11. A non-transitory computer-readable medium having program instructions stored thereon that are capable of causing a computer system to perform operations comprising:

constructing a hash table in a memory based on rows of a first one of a plurality of tables involved in a hash join, wherein the constructing results in one build batch stored in the memory and multiple build batches stored in a storage separate from the memory;

determining whether any of the multiple build batches is skewed based on a data skew condition;

in response to determining that there is at least one build batch that is skewed, loading one or more of the multiple build batches into the memory such that there are at least two build batches stored in the memory;

identifying, based on the at least two build batches, rows of a second one of the plurality of tables to join with the rows of the first table; and

returning joined rows.

12. The non-transitory computer-readable medium of claim 11, wherein the loading of one or more build batches is performed until loading another build batch would exceed a memory limit for storing batches in the memory.

13. The non-transitory computer-readable medium of claim 11, wherein the loading of one or more build batches includes excluding any skewed build batches from being loaded into the memory during the loading.

14. The non-transitory computer-readable medium of claim 11, wherein the operations further comprise:

writing a row of the second table to a probe batch stored in the storage in response to determining that the row maps to a skewed build batch of the multiple build batches.

15. The non-transitory computer-readable medium of claim 11, wherein the operations further comprise:

writing a row of the second table to a probe batch stored in the storage in response to determining that a batch identifier associated with the row does not match a batch identifier associated with the at least two build batches in the memory.

16. A system, comprising:

at least one processor; and

memory having program instructions stored thereon that are executable by the at least one processor to cause the system to perform operations comprising:

constructing, during a build phase of a hash join, a hash table in the memory based on rows of a first one of a plurality of tables, wherein the constructing results in one build batch stored in the memory and multiple build batches stored in a storage separate from the memory;

determining whether any of the multiple build batches is skewed based on a data skew condition;

in response to determining that there is at least one build batch that is skewed, loading one or more of the multiple build batches into the memory such that there are at least two build batches stored in the memory; and

identifying, based on the at least two build batches during a probe phase of the hash join, rows of a second one of the plurality of tables to join with the rows of the first table.

17. The system of claim 16, wherein the loading of one or more build batches is performed until loading another build batch would exceed a memory limit of a portion of the memory allocated for storing batches.

18. The system of claim 16, wherein the loading of one or more build batches includes excluding any skewed build batches from being loaded into the memory during the loading.

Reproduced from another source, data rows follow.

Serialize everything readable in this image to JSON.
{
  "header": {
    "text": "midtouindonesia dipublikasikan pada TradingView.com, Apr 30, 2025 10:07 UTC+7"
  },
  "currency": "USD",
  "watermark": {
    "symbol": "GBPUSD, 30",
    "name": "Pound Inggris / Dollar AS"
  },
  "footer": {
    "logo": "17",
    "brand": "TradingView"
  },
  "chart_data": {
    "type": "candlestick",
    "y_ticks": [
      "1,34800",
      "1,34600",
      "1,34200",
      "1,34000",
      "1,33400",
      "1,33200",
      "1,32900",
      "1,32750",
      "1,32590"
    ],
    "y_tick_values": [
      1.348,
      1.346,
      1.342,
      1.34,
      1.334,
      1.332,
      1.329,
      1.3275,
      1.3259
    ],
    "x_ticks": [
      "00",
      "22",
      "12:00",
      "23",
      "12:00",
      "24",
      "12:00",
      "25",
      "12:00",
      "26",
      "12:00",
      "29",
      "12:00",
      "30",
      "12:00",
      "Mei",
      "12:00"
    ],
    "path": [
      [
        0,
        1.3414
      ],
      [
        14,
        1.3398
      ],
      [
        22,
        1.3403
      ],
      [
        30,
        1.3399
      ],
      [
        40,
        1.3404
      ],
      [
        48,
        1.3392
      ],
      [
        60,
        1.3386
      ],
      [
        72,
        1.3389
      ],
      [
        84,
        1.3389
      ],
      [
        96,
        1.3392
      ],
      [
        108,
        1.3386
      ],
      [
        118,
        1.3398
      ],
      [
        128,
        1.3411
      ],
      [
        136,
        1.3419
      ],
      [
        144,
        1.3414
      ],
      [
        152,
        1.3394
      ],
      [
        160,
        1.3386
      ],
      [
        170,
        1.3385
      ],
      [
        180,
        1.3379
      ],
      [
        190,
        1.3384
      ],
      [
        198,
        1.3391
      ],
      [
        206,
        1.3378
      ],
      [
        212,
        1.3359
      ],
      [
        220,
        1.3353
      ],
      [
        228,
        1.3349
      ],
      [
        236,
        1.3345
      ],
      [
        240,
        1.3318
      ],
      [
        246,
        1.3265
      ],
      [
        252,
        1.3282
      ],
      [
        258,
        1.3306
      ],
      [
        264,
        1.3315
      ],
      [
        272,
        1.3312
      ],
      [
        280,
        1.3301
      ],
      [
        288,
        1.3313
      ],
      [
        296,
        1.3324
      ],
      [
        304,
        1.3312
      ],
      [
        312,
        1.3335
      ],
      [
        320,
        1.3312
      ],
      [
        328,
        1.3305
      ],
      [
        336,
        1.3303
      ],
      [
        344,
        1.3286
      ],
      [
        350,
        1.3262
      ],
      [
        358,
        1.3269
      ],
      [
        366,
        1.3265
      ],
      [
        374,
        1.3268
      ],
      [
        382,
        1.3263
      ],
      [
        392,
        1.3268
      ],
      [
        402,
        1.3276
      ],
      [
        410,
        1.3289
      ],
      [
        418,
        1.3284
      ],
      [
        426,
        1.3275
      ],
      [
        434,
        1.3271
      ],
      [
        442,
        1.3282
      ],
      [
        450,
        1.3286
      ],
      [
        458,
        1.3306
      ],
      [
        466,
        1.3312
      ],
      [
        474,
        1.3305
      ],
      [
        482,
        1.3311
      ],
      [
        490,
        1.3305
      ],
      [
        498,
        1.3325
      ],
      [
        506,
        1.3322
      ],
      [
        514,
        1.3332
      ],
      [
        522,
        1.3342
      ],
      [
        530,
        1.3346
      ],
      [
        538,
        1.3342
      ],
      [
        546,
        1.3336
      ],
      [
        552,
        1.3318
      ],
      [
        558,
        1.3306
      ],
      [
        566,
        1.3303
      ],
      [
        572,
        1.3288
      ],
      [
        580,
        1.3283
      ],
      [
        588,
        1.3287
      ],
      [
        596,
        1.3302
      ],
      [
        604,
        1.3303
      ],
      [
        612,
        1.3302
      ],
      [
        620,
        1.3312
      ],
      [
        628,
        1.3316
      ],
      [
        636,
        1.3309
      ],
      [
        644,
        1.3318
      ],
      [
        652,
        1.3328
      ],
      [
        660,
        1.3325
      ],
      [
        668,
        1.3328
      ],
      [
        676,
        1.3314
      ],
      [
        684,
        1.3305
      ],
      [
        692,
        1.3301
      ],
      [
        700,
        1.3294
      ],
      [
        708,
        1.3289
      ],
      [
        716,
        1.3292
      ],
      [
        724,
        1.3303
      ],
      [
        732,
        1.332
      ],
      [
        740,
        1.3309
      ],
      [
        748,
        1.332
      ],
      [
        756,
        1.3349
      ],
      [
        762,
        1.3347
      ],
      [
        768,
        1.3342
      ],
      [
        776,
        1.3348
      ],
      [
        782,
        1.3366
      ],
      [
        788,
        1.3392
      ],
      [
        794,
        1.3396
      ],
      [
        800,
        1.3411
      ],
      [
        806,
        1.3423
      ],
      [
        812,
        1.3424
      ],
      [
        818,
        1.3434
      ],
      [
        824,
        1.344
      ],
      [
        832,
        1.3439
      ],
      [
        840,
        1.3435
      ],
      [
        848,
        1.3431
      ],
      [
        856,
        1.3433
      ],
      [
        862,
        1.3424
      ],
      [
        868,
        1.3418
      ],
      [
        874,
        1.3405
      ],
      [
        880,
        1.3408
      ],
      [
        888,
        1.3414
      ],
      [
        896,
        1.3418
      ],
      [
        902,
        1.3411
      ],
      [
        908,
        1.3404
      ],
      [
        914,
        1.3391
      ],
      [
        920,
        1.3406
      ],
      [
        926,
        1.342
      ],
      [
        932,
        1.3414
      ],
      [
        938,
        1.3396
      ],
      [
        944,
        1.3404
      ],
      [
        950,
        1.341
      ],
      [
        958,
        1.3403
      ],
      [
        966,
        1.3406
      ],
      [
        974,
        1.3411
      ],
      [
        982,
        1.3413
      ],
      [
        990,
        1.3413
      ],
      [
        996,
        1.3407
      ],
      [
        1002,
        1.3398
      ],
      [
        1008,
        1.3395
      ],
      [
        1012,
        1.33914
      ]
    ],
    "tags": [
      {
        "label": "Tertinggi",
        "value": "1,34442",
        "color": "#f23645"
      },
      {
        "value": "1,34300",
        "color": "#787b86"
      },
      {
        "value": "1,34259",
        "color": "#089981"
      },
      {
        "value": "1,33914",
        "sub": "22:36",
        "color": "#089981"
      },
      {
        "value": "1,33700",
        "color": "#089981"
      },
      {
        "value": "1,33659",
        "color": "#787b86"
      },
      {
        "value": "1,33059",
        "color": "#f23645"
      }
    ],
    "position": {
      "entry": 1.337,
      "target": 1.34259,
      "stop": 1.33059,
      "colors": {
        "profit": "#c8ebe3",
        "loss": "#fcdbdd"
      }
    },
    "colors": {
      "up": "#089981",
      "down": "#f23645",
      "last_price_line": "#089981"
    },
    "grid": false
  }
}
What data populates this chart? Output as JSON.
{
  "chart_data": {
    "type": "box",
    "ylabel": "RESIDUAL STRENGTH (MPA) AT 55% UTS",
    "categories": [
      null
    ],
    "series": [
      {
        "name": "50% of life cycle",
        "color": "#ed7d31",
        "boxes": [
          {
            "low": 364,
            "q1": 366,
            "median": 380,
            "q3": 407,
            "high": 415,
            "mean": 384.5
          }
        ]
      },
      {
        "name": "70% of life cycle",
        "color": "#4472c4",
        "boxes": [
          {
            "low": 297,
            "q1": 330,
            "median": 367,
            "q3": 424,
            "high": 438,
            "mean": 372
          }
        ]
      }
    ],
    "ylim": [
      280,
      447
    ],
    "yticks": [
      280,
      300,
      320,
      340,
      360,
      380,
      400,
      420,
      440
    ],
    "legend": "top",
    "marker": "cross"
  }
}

19. The system of claim 16, wherein the one or more build batches are loaded from the storage into the memory in a sequential order defined by batch identifiers associated with the multiple build batches.

20. The system of claim 16, wherein the operations further comprise:

writing a row of the second table to a probe batch stored in the storage in response to determining that the row maps to a skewed build batch of the multiple build batches or a batch identifier associated with the row does not match a batch identifier associated with the at least two build batches in the memory.